Son estos mismos interrogantes los que lanzo estos días a mi sobrino adolescente cuando me cuenta que ayer estuvo en la carpa de la Feria de Día. (Por si hay algún despistado, veinticinco años después tenemos otra gran carpa en el P4 dedicada a la promoción de fiestas. La diferencia con la del 98 es que esta de ahora la promueve el propio Ayuntamiento, lo cual es como decir que el proyecto insignia del gobierno local para nuestros jóvenes es una barra libre. Les invito a pasear estos días por el entorno si quieren admirar las bacanales de Rubens, Tiziano o Velázquez al fresco y en pleno siglo XXI).
Asusta sentir lo rápido que pasan de moldear plastilina, lanzar telarañas y colorear personajes Disney a empuñar un cubalibre. No me digan que no lo han sentido. Ese desconsuelo ante esa transformación tan inexorable que los hace transitar desde lo inocente a lo canalla. Y es entonces cuando nos asaltan otras suposiciones ya no tan triviales. Suponte que es la Feria de Día, Carnaval o la Fiesta de la Primavera. Suponte que la Concejalía de Cultura y Fiestas —¿Cultura y Fiestas?— o la empresa responsable de la seguridad son algo laxos con la normativa de salvaguardas para menores de dieciséis años, suponte que a medida que avanza la fiesta alguien olvida pedir los carnet. Suponte que de pronto se olvidan de que está prohibido vender alcohol a menores, o que los amigos mayores piden por ellos para democratizar el alcoholismo. Suponte que al día siguiente tu hijo no recuerda dónde, cómo, a qué hora ni con quién. Suponte tantos daños y tantos miedos de padre que cree que lo ha visto todo pero sabe que no del todo. Porque esto es también la paternidad: experimentar una transformación de las suposiciones temerarias de aquel joven que creía encontrar el elixir en los secretos de la noche por las certezas de que los peores monstruos acechan en ella.

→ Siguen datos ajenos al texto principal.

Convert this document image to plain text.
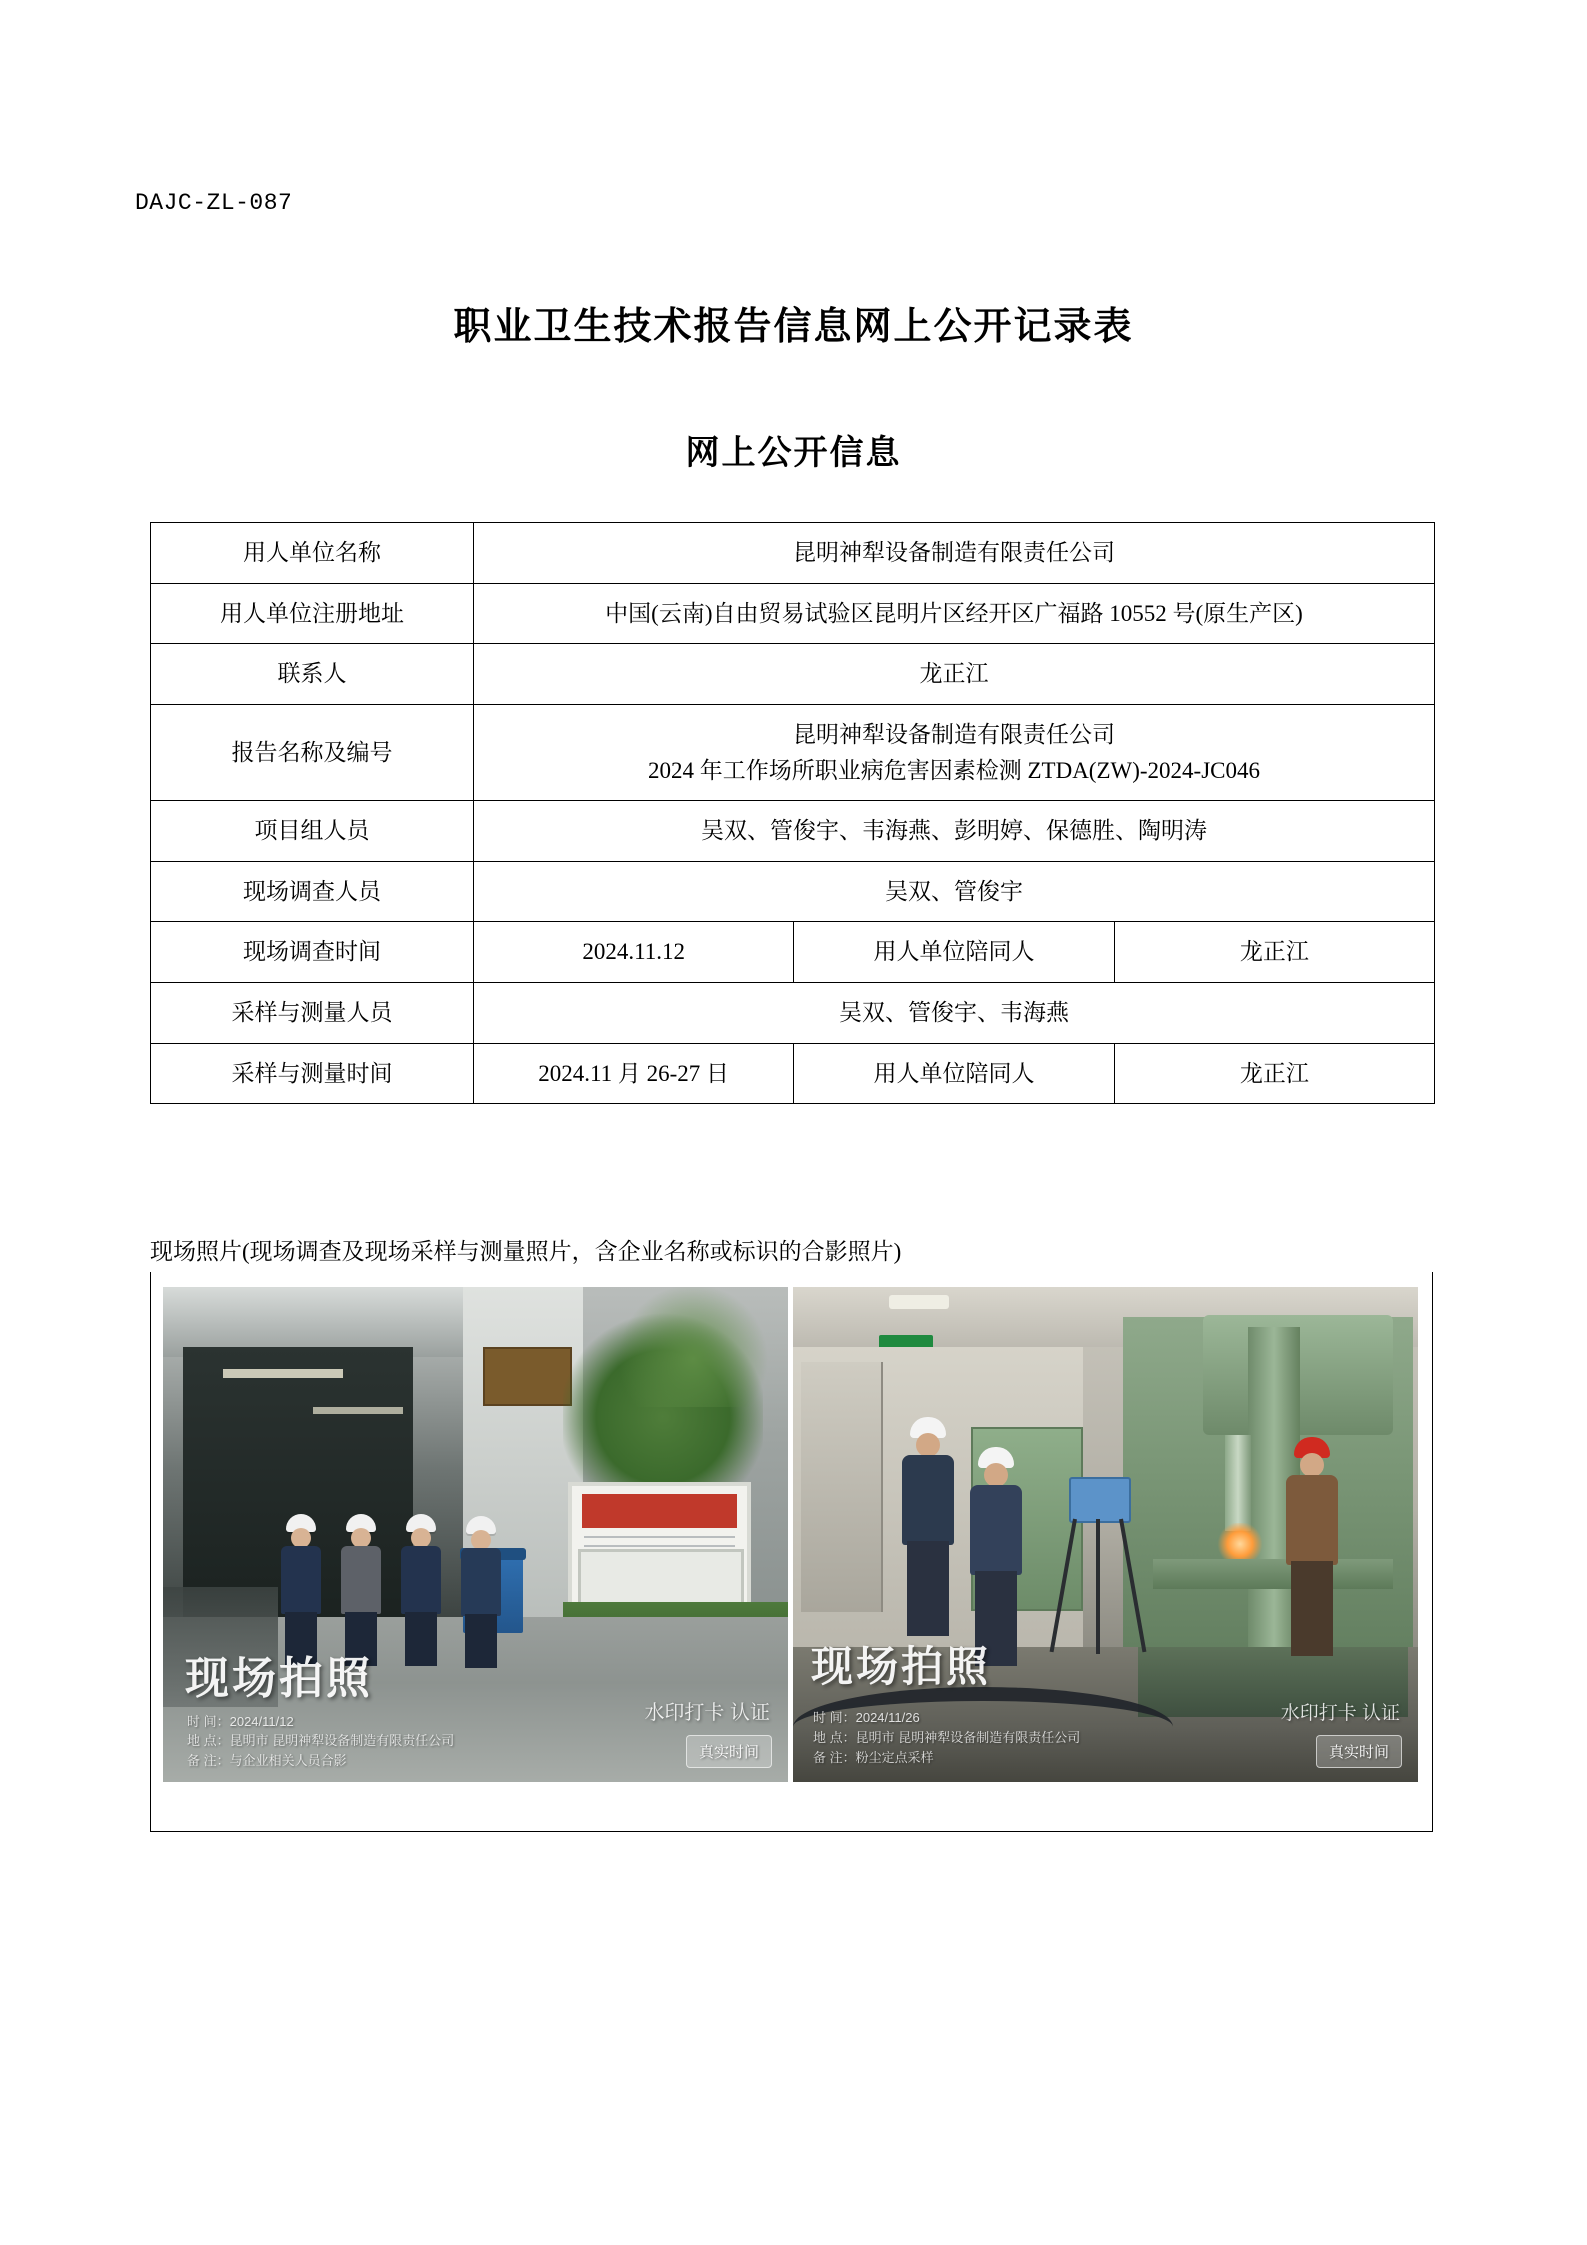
DAJC-ZL-087
职业卫生技术报告信息网上公开记录表
网上公开信息
用人单位名称	昆明神犁设备制造有限责任公司		
用人单位注册地址	中国(云南)自由贸易试验区昆明片区经开区广福路 10552 号(原生产区)		
联系人	龙正江		
报告名称及编号	昆明神犁设备制造有限责任公司
2024 年工作场所职业病危害因素检测 ZTDA(ZW)-2024-JC046		

项目组人员	吴双、管俊宇、韦海燕、彭明婷、保德胜、陶明涛		
现场调查人员	吴双、管俊宇		
现场调查时间	2024.11.12	用人单位陪同人	龙正江
采样与测量人员	吴双、管俊宇、韦海燕		
采样与测量时间	2024.11 月 26-27 日	用人单位陪同人	龙正江
现场照片(现场调查及现场采样与测量照片，含企业名称或标识的合影照片)
现场拍照
时 间：2024/11/12
地 点：昆明市 昆明神犁设备制造有限责任公司
备 注：与企业相关人员合影
水印打卡 认证
真实时间
现场拍照
时 间：2024/11/26
地 点：昆明市 昆明神犁设备制造有限责任公司
备 注：粉尘定点采样
水印打卡 认证
真实时间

Una carpa puede tener otros muchos usos que he sabido apreciar con los años. Puede servir para dar cobijo y abrigo a las personas desplazadas por un terremoto, como morgue para los cadáveres del desastre o como hospital de campaña para enfrentar el cólera o el ébola. Puede servir de cancel en la Puerta del Atrio para dar salida y entrada a los pasos de Semana Santa como un techo privilegiado para nuestras tradiciones. Una carpa puede servir también para disfrutar de la música y la literatura cada primavera, una pista navideña de patinaje o un circo.

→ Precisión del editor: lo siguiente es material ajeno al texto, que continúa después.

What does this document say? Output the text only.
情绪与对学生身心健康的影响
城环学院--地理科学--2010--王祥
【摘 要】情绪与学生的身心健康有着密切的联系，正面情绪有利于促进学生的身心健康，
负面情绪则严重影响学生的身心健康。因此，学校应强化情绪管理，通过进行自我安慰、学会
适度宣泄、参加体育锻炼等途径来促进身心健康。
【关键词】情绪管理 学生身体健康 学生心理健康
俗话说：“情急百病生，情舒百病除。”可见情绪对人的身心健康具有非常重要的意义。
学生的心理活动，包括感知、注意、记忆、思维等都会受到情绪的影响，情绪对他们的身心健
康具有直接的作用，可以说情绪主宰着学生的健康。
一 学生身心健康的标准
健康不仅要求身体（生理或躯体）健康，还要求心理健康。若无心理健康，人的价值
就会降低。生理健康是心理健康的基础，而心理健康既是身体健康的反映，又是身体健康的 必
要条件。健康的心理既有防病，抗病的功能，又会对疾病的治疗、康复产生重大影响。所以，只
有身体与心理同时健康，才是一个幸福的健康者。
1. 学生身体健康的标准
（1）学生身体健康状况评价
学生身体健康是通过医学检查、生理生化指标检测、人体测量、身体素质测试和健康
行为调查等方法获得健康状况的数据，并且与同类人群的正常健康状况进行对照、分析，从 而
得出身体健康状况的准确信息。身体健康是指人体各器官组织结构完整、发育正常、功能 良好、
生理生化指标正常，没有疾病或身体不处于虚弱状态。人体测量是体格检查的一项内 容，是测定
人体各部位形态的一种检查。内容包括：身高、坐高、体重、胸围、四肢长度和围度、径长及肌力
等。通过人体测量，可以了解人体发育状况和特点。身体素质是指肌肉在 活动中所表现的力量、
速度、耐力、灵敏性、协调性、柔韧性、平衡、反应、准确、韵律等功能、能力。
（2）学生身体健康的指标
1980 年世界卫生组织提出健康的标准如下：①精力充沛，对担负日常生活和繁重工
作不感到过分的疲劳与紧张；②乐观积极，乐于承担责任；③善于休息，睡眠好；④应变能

Me niego a pensar, como otros muchos, que los jóvenes son rebaño, borregos despreocupados, flanco fácil de las políticas del pan y circo. Quiero pensar que una carpa repleta de jóvenes puede ser otras muchas cosas, un lugar de libertad y creatividad sana donde se forje una identidad alejada de la cultura del acohool, un rincón pongamos, de producción de identidades artísticas, de promoción de redes de solidaridad comunitaria, de aprendizajes y encuentros intergeneracionales, un espacio en definitiva, donde experimentar y promover las potencias de la juventud para construir ciudadanías críticas y con subjetividad propia, ideal para fortalecer sus virtudes ciudadanas y su educación emocional.

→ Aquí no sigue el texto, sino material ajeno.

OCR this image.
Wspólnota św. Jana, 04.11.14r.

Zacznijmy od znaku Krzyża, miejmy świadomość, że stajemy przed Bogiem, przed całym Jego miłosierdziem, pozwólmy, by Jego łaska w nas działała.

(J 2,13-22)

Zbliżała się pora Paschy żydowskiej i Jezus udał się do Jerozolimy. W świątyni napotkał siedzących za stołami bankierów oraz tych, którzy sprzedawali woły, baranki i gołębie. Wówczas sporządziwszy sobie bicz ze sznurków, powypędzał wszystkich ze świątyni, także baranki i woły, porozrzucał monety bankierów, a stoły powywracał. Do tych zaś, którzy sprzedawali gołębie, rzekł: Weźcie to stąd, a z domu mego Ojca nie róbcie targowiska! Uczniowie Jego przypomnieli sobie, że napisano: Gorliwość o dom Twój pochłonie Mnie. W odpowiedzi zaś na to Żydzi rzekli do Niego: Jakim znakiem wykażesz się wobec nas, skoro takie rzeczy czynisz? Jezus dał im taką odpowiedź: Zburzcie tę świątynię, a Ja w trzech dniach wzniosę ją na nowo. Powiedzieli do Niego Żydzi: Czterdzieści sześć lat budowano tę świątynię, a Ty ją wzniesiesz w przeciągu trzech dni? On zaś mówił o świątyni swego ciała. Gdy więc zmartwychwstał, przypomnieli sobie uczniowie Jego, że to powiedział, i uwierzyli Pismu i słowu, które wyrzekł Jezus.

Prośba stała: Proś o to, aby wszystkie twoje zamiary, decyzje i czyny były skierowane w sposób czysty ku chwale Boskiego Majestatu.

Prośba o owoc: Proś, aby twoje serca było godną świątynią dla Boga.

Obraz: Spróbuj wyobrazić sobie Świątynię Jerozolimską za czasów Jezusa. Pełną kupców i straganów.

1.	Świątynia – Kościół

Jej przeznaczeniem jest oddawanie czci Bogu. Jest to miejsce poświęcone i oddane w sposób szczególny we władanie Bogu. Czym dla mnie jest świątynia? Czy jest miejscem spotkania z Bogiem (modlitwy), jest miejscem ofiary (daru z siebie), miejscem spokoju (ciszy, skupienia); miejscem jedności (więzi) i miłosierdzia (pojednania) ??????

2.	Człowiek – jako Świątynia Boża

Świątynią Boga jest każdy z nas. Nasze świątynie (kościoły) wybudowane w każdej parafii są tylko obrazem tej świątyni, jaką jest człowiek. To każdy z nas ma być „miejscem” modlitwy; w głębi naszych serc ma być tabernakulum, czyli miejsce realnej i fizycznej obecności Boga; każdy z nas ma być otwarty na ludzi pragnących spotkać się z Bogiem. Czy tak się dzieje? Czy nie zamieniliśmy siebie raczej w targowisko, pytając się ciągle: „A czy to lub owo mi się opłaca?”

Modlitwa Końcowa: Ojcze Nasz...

Lo más grave de las carpas no es quién las promociona ni lo mucho o poco que cuestan. Lo más grave es una sociedad que naturaliza, consiente y acepta que juventud, fiestas, alcohol y drogas son consustanciales e inevitables. Por ello me pregunto, les pregunto en estos días de feria: ¿para qué sirve una carpa? ¿a quién o quiénes sirve?, ¿y sobre todo por qué razón creen que les sirve?